His place would end badly. Or very spectacularly, depending on how you looked at it. I’d let him fuck me, which would be incredible. We’d get tangled up together again, and I’d wake up regretting the mess I’d gotten myself into. “Dinner’s all you’re getting.”
He frowned. “Damn, you’re stubborn.” He took a shot that slipped through the net with a perfect swish. “Drink up, buttercup. You’re gonna need it when I wipe the floor with you.”
I smoothed back my hair, which
was drenched with sweat. “I’m warning you, I’m about to embarrass you. You prepared to have your arse handed to you, Salvatore?”
An imperceptible quirk of his mouth, but those eyes danced. He liked it when I gave him hell. “Bring it on, MacGregor. Bring it on.”
Seventeen
Zed
Contrary to what the tabloids would tell you, I’d never dated a female athlete. Never looked at one covered in sweat, with a competitive glint in her eye, and fantasized about tossing her on my bed and fucking her good old missionary style. Just so she’d have to look into my eyes and remember who was top dog.
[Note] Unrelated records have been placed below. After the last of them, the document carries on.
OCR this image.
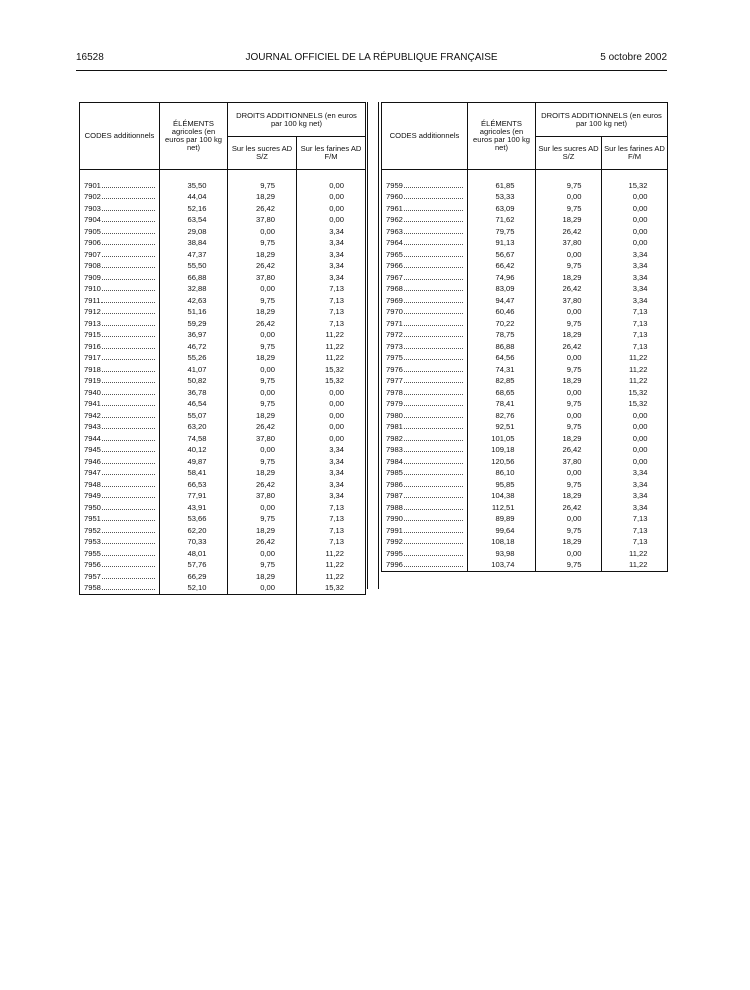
16528	JOURNAL OFFICIEL DE LA RÉPUBLIQUE FRANÇAISE	5 octobre 2002
CODES additionnels	ÉLÉMENTS agricoles (en euros par 100 kg net)	DROITS ADDITIONNELS (en euros par 100 kg net)	
		Sur les sucres AD S/Z	Sur les farines AD F/M

7901	35,50	9,75	0,00

7902	44,04	18,29	0,00

7903	52,16	26,42	0,00

7904	63,54	37,80	0,00

7905	29,08	0,00	3,34

7906	38,84	9,75	3,34

7907	47,37	18,29	3,34

7908	55,50	26,42	3,34

7909	66,88	37,80	3,34

7910	32,88	0,00	7,13

7911	42,63	9,75	7,13

7912	51,16	18,29	7,13

7913	59,29	26,42	7,13

7915	36,97	0,00	11,22

7916	46,72	9,75	11,22

7917	55,26	18,29	11,22

7918	41,07	0,00	15,32

7919	50,82	9,75	15,32

7940	36,78	0,00	0,00

7941	46,54	9,75	0,00

7942	55,07	18,29	0,00

7943	63,20	26,42	0,00

7944	74,58	37,80	0,00

7945	40,12	0,00	3,34

7946	49,87	9,75	3,34

7947	58,41	18,29	3,34

7948	66,53	26,42	3,34

7949	77,91	37,80	3,34

7950	43,91	0,00	7,13

7951	53,66	9,75	7,13

7952	62,20	18,29	7,13

7953	70,33	26,42	7,13

7955	48,01	0,00	11,22

7956	57,76	9,75	11,22

7957	66,29	18,29	11,22

7958	52,10	0,00	15,32
CODES additionnels	ÉLÉMENTS agricoles (en euros par 100 kg net)	DROITS ADDITIONNELS (en euros par 100 kg net)	
		Sur les sucres AD S/Z	Sur les farines AD F/M

7959	61,85	9,75	15,32

7960	53,33	0,00	0,00

7961	63,09	9,75	0,00

7962	71,62	18,29	0,00

7963	79,75	26,42	0,00

7964	91,13	37,80	0,00

7965	56,67	0,00	3,34

7966	66,42	9,75	3,34

7967	74,96	18,29	3,34

7968	83,09	26,42	3,34

7969	94,47	37,80	3,34

7970	60,46	0,00	7,13

7971	70,22	9,75	7,13

7972	78,75	18,29	7,13

7973	86,88	26,42	7,13

7975	64,56	0,00	11,22

7976	74,31	9,75	11,22

7977	82,85	18,29	11,22

7978	68,65	0,00	15,32

7979	78,41	9,75	15,32

7980	82,76	0,00	0,00

7981	92,51	9,75	0,00

7982	101,05	18,29	0,00

7983	109,18	26,42	0,00

7984	120,56	37,80	0,00

7985	86,10	0,00	3,34

7986	95,85	9,75	3,34

7987	104,38	18,29	3,34

7988	112,51	26,42	3,34

7990	89,89	0,00	7,13

7991	99,64	9,75	7,13

7992	108,18	18,29	7,13

7995	93,98	0,00	11,22

7996	103,74	9,75	11,22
Until Nairne. She leaned her hands on her legs and laughed as she breathed heavily, winded from all our shooting. She’d just beat me, and that meant I’d lost the bet. That meant no dinner.
That wasn’t happening.
“One more,” I demanded.
Her arms folded. Emerald eyes glittered with menace or arousal, maybe a little bit of both. “No.”
“Why.” It wasn’t a question. It was a fucking command. Answer me. Explain why this exists between us, when you despise how I am, and I can’t stop wanting everything about you that makes me crazy.
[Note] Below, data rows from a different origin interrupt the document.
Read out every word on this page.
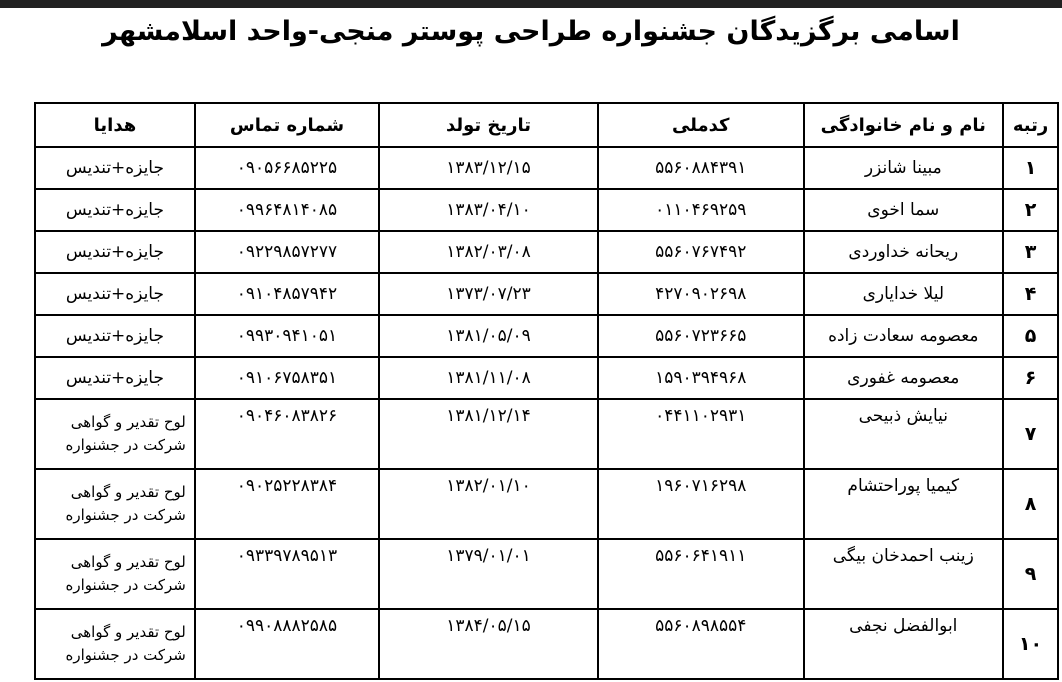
اسامی برگزیدگان جشنواره طراحی پوستر منجی-واحد اسلامشهر
رتبه	نام و نام خانوادگی	کدملی	تاریخ تولد	شماره تماس	هدایا
۱	مبینا شانزر	۵۵۶۰۸۸۴۳۹۱	۱۳۸۳/۱۲/۱۵	۰۹۰۵۶۶۸۵۲۲۵	جایزه+تندیس
۲	سما اخوی	۰۱۱۰۴۶۹۲۵۹	۱۳۸۳/۰۴/۱۰	۰۹۹۶۴۸۱۴۰۸۵	جایزه+تندیس
۳	ریحانه خداوردی	۵۵۶۰۷۶۷۴۹۲	۱۳۸۲/۰۳/۰۸	۰۹۲۲۹۸۵۷۲۷۷	جایزه+تندیس
۴	لیلا خدایاری	۴۲۷۰۹۰۲۶۹۸	۱۳۷۳/۰۷/۲۳	۰۹۱۰۴۸۵۷۹۴۲	جایزه+تندیس
۵	معصومه سعادت زاده	۵۵۶۰۷۲۳۶۶۵	۱۳۸۱/۰۵/۰۹	۰۹۹۳۰۹۴۱۰۵۱	جایزه+تندیس
۶	معصومه غفوری	۱۵۹۰۳۹۴۹۶۸	۱۳۸۱/۱۱/۰۸	۰۹۱۰۶۷۵۸۳۵۱	جایزه+تندیس
۷	نیایش ذبیحی	۰۴۴۱۱۰۲۹۳۱	۱۳۸۱/۱۲/۱۴	۰۹۰۴۶۰۸۳۸۲۶	لوح تقدیر و گواهی شرکت در جشنواره
۸	کیمیا پوراحتشام	۱۹۶۰۷۱۶۲۹۸	۱۳۸۲/۰۱/۱۰	۰۹۰۲۵۲۲۸۳۸۴	لوح تقدیر و گواهی شرکت در جشنواره
۹	زینب احمدخان بیگی	۵۵۶۰۶۴۱۹۱۱	۱۳۷۹/۰۱/۰۱	۰۹۳۳۹۷۸۹۵۱۳	لوح تقدیر و گواهی شرکت در جشنواره
۱۰	ابوالفضل نجفی	۵۵۶۰۸۹۸۵۵۴	۱۳۸۴/۰۵/۱۵	۰۹۹۰۸۸۸۲۵۸۵	لوح تقدیر و گواهی شرکت در جشنواره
“Because I’m going to win anyway. No point in getting your hopes up.” She sped by me, dribbling the basketball, and I got hard just watching her. Lean arms, that smirk on her rosy lips. Jesus, I was so fucked in the head over her.
“What do you want from me, Zed?” She turned and sunk a long two. “I’m trying to figure it out. I’m not one for being dictated to. I seem to drive you mad with my independent streak. Why exhaust yourself on someone like me?”
I wanted to tell her everything. How I couldn’t make sense of why I liked her so much when she made me want to rip my hair out half the time. Why her ocean air and flower scent made my dick stone, and why her clipped accent and sharp tongue heated my blood. Or why the temporary nature of us fit so well into the sad fact that my life could never involve forever. I settled for a dialed down but largely honest answer.